Co-led by Mark Dignan, Ph.D., co-leader of the Cancer Prevention and Control Research Program at UK, and Electra Paskett, Ph.D., co-leader of the OSUCCC – James Cancer Control Research Program, this new study will involve public health partners throughout Appalachia, a geographically unique and underserved area of the United States that spans 54 counties in Kentucky and 32 counties in Ohio.
Twenty years ago, Kentucky was ranked next-to-last in the country for colorectal cancer screenings, with just over one-third of people age 50 or over having ever received a sigmoidoscopy or colonoscopy exam. Thanks to massive public health efforts, Kentucky’s screening rates have doubled over the past two decades, but more work is needed to increase access to screening and follow-up care in the Appalachian region.
“Rates of colorectal cancer incidence and related mortality in Appalachia are among the highest in the United States, and far too many people in this region do not receive potentially life-saving colorectal cancer screening. This is not a new problem, but it persists due to a combination of complicated factors, including less access to health care and other resources. This limits the availability of community health centers and providers who play a key role in recommending appropriate screenings and healthcare services,” says Paskett. “Many know these disparities exist, yet the problem has persisted for decades, and this needs to change.”
The goal of this five-year study is to assist community health centers and communities with selecting strategies and implementing a multi-level intervention to assure higher rates of guideline-recommended colorectal cancer screening, follow-up and referral-to-care among patients age 50-74 in their communities and the larger counties.
‘We have experience implementing strategies to increase screening for colorectal cancer by reaching out to community residents and health care providers, but we have not focused on finding ways to have coordinated efforts that involve the community, health care providers and clinics,” Dignan said. “We are excited to have the opportunity to take on the challenge of promoting colorectal cancer screening and follow-up in rural communities that have an elevated burden of this disease.”
To accomplish this, Dignan’s and Paskett’s teams will rely on published evidence-based interventions to identify multi-level strategies that may improve screening rates (otherwise known as implementation science).

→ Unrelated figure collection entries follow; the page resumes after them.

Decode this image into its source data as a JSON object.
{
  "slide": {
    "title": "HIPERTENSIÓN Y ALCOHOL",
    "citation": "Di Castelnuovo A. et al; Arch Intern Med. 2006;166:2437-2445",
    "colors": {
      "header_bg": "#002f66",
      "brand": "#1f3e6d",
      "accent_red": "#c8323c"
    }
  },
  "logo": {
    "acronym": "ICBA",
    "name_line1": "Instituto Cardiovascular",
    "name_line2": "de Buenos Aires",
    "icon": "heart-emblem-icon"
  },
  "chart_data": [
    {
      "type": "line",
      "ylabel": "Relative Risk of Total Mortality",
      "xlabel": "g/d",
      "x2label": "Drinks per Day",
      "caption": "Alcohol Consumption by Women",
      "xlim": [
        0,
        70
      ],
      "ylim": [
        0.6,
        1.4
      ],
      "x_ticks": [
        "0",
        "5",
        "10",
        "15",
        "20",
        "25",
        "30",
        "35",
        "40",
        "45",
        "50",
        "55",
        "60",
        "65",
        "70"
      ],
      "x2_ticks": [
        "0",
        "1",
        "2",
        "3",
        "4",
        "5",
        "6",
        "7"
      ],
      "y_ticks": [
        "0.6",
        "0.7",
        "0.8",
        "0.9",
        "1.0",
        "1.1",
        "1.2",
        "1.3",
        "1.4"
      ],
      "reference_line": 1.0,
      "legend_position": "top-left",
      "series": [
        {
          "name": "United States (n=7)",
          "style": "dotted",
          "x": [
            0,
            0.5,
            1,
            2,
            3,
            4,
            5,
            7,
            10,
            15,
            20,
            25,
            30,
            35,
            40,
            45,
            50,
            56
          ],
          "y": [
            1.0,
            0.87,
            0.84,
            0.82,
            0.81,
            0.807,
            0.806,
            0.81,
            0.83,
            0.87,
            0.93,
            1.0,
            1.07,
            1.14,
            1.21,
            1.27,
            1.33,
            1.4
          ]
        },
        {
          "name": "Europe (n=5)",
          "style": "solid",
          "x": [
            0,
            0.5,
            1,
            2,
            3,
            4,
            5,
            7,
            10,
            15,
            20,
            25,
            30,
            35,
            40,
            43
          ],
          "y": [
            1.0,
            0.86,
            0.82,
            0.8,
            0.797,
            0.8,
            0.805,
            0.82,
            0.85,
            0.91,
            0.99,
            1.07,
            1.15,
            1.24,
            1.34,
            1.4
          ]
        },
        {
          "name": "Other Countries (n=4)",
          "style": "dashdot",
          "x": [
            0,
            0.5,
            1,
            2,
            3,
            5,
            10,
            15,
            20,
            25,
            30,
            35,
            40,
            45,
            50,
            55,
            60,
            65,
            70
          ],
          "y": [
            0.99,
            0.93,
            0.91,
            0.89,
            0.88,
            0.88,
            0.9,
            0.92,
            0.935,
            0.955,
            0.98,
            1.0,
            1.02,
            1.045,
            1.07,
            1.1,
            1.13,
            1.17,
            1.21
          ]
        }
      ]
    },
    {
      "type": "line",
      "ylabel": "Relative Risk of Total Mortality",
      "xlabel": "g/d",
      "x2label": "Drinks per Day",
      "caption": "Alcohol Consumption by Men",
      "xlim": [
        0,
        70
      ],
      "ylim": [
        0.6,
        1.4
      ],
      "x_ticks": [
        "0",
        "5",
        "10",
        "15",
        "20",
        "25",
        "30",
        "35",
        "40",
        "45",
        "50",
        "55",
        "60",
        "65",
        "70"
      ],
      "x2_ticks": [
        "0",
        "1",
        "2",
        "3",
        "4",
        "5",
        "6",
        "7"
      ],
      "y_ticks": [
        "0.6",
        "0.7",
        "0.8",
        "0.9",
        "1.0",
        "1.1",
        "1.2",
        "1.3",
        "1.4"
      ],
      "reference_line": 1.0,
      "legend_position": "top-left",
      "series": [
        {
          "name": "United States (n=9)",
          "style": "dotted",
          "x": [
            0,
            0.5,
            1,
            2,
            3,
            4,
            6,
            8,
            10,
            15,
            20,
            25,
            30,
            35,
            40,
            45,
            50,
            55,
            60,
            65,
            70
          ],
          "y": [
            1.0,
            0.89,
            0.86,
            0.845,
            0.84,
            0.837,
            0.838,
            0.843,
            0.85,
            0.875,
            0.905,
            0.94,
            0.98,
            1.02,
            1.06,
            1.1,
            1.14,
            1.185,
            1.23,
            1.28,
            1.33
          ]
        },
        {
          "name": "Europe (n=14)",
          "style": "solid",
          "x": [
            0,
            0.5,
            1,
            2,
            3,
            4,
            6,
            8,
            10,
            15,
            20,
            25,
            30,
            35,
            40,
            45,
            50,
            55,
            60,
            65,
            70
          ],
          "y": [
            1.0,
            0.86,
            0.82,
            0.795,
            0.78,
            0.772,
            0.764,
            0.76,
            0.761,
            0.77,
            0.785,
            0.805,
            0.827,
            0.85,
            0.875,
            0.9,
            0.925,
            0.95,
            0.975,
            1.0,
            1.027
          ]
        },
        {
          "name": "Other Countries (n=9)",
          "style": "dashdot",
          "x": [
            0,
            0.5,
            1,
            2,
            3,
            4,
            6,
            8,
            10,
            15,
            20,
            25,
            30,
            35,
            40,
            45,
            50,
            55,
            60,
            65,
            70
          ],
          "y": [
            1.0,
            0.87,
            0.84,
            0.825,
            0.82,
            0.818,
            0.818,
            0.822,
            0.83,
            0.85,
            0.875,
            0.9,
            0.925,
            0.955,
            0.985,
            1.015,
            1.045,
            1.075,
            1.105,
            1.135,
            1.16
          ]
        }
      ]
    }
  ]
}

These strategies may include:
- patient and provider education
- patient barrier counseling
- distribution of at-home testing kits via mail
- in-person personalized colorectal cancer risk assessment
- provider reminders and provider assessment with feedback
Interested community organizations (e.g., health departments, senior centers, churches) that have the ability to reach and influence citizens may be involved in community-organized activities to increase colorectal cancer screening and follow-up on a larger scale.

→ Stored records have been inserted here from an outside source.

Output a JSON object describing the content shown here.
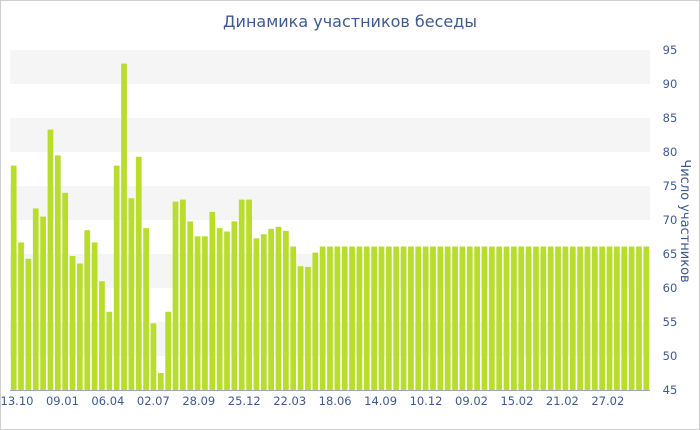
{
  "chart_data": {
    "type": "bar",
    "title": "Динамика участников беседы",
    "ylabel": "Число участников",
    "xlabel": "",
    "ylim": [
      45,
      95
    ],
    "yticks": [
      45,
      50,
      55,
      60,
      65,
      70,
      75,
      80,
      85,
      90,
      95
    ],
    "x_tick_labels": [
      "13.10",
      "09.01",
      "06.04",
      "02.07",
      "28.09",
      "25.12",
      "22.03",
      "18.06",
      "14.09",
      "10.12",
      "09.02",
      "15.02",
      "21.02",
      "27.02"
    ],
    "values": [
      78,
      66.7,
      64.3,
      71.7,
      70.5,
      83.3,
      79.5,
      74,
      64.7,
      63.6,
      68.5,
      66.7,
      61,
      56.5,
      78,
      93,
      73.2,
      79.3,
      68.8,
      54.8,
      47.5,
      56.5,
      72.7,
      73,
      69.8,
      67.6,
      67.6,
      71.2,
      68.8,
      68.3,
      69.8,
      73,
      73,
      67.3,
      67.9,
      68.7,
      69,
      68.4,
      66.1,
      63.2,
      63.1,
      65.2,
      66.1,
      66.1,
      66.1,
      66.1,
      66.1,
      66.1,
      66.1,
      66.1,
      66.1,
      66.1,
      66.1,
      66.1,
      66.1,
      66.1,
      66.1,
      66.1,
      66.1,
      66.1,
      66.1,
      66.1,
      66.1,
      66.1,
      66.1,
      66.1,
      66.1,
      66.1,
      66.1,
      66.1,
      66.1,
      66.1,
      66.1,
      66.1,
      66.1,
      66.1,
      66.1,
      66.1,
      66.1,
      66.1,
      66.1,
      66.1,
      66.1,
      66.1,
      66.1,
      66.1,
      66.1
    ],
    "bar_color": "#b8dd2c",
    "band_color": "#f5f5f5",
    "grid": false,
    "legend": "none"
  }
}
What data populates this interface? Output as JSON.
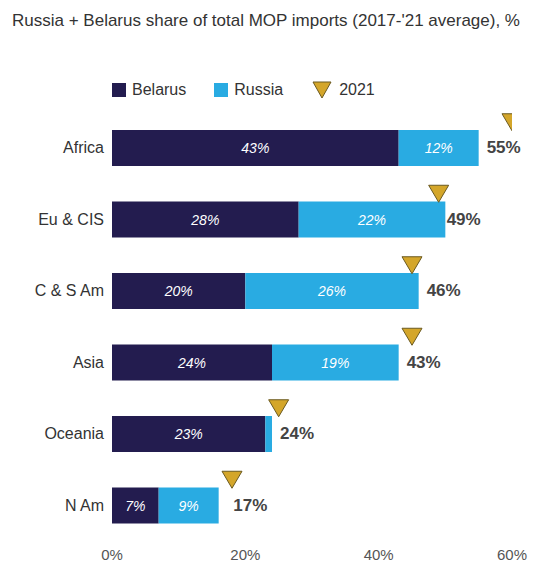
{
  "chart_data": {
    "type": "bar",
    "title": "Russia + Belarus share of total MOP imports (2017-'21 average), %",
    "orientation": "horizontal",
    "stacked": true,
    "data_labels": true,
    "legend": "top",
    "grid": false,
    "categories": [
      "Africa",
      "Eu & CIS",
      "C & S Am",
      "Asia",
      "Oceania",
      "N Am"
    ],
    "series": [
      {
        "name": "Belarus",
        "color": "#231c4f",
        "values": [
          43,
          28,
          20,
          24,
          23,
          7
        ],
        "value_labels": [
          "43%",
          "28%",
          "20%",
          "24%",
          "23%",
          "7%"
        ]
      },
      {
        "name": "Russia",
        "color": "#29abe2",
        "values": [
          12,
          22,
          26,
          19,
          1,
          9
        ],
        "value_labels": [
          "12%",
          "22%",
          "26%",
          "19%",
          null,
          "9%"
        ]
      },
      {
        "name": "2021",
        "type": "scatter",
        "marker": "triangle",
        "color": "#d4a62a",
        "values": [
          60,
          49,
          45,
          45,
          25,
          18
        ]
      }
    ],
    "totals": [
      55,
      49,
      46,
      43,
      24,
      17
    ],
    "total_labels": [
      "55%",
      "49%",
      "46%",
      "43%",
      "24%",
      "17%"
    ],
    "xlim": [
      0,
      60
    ],
    "xticks": [
      {
        "value": 0,
        "label": "0%"
      },
      {
        "value": 20,
        "label": "20%"
      },
      {
        "value": 40,
        "label": "40%"
      },
      {
        "value": 60,
        "label": "60%"
      }
    ]
  }
}
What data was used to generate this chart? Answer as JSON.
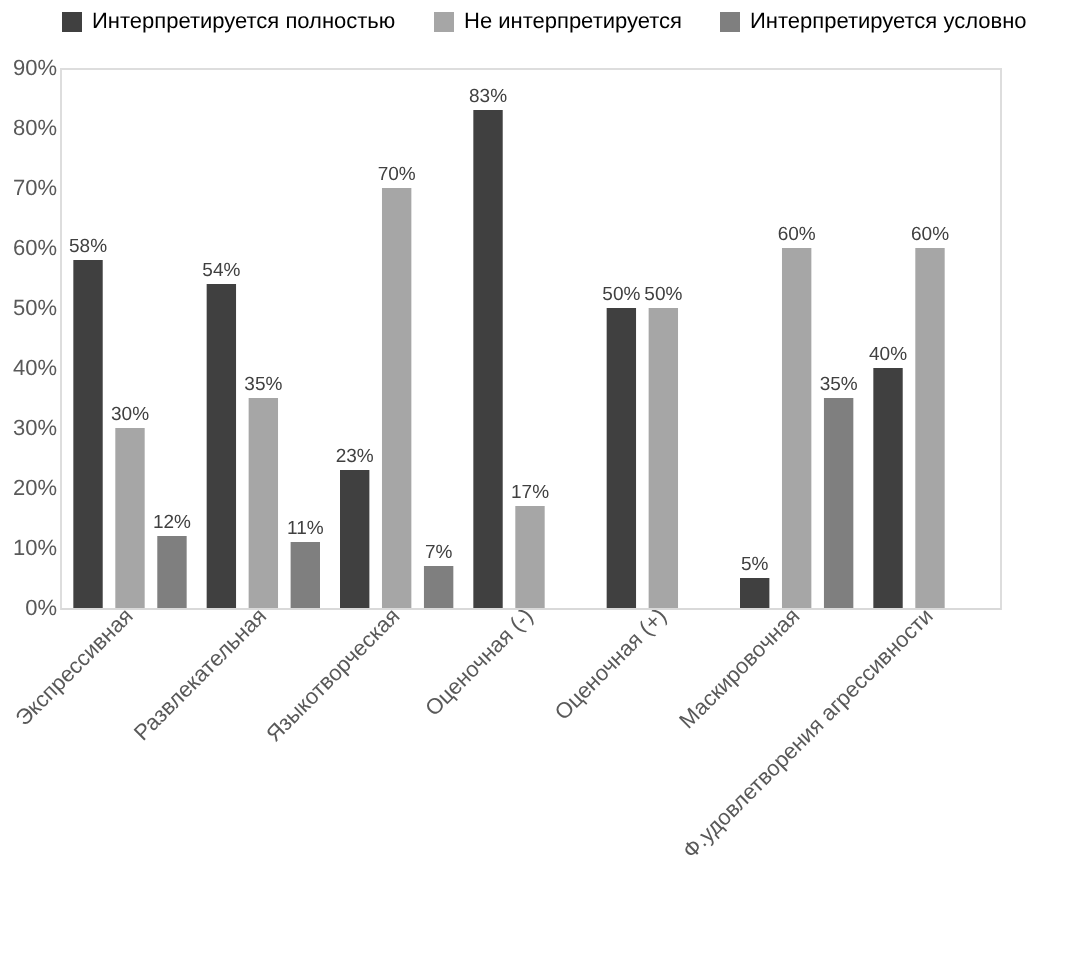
{
  "chart_data": {
    "type": "bar",
    "categories": [
      "Экспрессивная",
      "Развлекательная",
      "Языкотворческая",
      "Оценочная (-)",
      "Оценочная (+)",
      "Маскировочная",
      "Ф.удовлетворения агрессивности"
    ],
    "series": [
      {
        "name": "Интерпретируется полностью",
        "color": "#404040",
        "values": [
          58,
          54,
          23,
          83,
          50,
          5,
          40
        ],
        "value_labels": [
          "58%",
          "54%",
          "23%",
          "83%",
          "50%",
          "5%",
          "40%"
        ]
      },
      {
        "name": "Не интерпретируется",
        "color": "#a6a6a6",
        "values": [
          30,
          35,
          70,
          17,
          50,
          60,
          60
        ],
        "value_labels": [
          "30%",
          "35%",
          "70%",
          "17%",
          "50%",
          "60%",
          "60%"
        ]
      },
      {
        "name": "Интерпретируется условно",
        "color": "#7f7f7f",
        "values": [
          12,
          11,
          7,
          null,
          null,
          35,
          null
        ],
        "value_labels": [
          "12%",
          "11%",
          "7%",
          null,
          null,
          "35%",
          null
        ]
      }
    ],
    "ylim": [
      0,
      90
    ],
    "yticks": [
      {
        "value": 0,
        "label": "0%"
      },
      {
        "value": 10,
        "label": "10%"
      },
      {
        "value": 20,
        "label": "20%"
      },
      {
        "value": 30,
        "label": "30%"
      },
      {
        "value": 40,
        "label": "40%"
      },
      {
        "value": 50,
        "label": "50%"
      },
      {
        "value": 60,
        "label": "60%"
      },
      {
        "value": 70,
        "label": "70%"
      },
      {
        "value": 80,
        "label": "80%"
      },
      {
        "value": 90,
        "label": "90%"
      }
    ],
    "grid": false,
    "legend": "top"
  }
}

“We know that Appalachian communities in general are tightly knit, rural communities where information from non-local sources may not be trusted or relevant,” Paskett says. “This becomes a barrier to care that we must deeply understand, and then work to overcome, so that the information we are offering is presented in a way that builds trust and demonstrates that we have the community’s best interests in mind.”
The study was piloted in Lewis County (Kentucky) and Guernsey County (Ohio), with activities rolling out to 10 other community health centers and counties over the next three years.